Labor Law is normally but erroneously understood as the law that governs a particular kind of relationship, namely the relationship of (subordinate) employment. Such an approach yields insuperable definitional problems, invites strategic manipulation, and risks obsolescence of the field. Labor law should instead be understood as the set of techniques and practices for intervention into particular kinds of markets, specifically, markets that will reach suboptimum results without such interventions, because individuated actors cannot overcome collective action problems. While the techniques and practices vary with legal systems, they normally include devices for permitting collective actors to negotiate and agree; special institutions to encourage informal and formal bargaining and resolve disputes; and legally-set minimum terms. While these practices were first developed for intervening into employment markets, their value is not limited to such markets and they may be usefully employed in others.

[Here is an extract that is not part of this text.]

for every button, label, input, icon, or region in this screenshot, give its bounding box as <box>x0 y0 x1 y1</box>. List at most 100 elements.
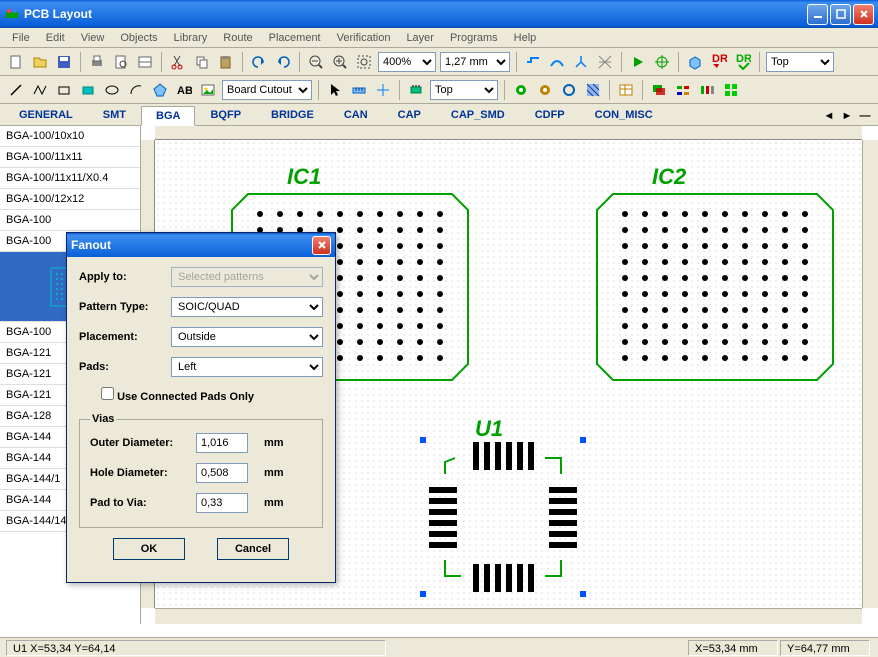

(1) inelasticity of supply;
(2) collective action problems;
(3) low trust and opportunism that prevent the formation of efficient long-term contracts;
(4) inadequate incentives for investment in human capital;
(5) information asymmetries;
(6) monopsonistic buyers;
(7) bilateral monopolies;
(8) cognitive disabilities resulting from individuals' use of decisional heuristics or other rational refusals to invest in information. Deciding whether, for example, physicians should be able to use labor law to form unions to negotiate with health insurance companies, calls for economic analysis of these market failures (if any), rather than the resemblances and dissimilarities of the underlying relationship to 18th century employment.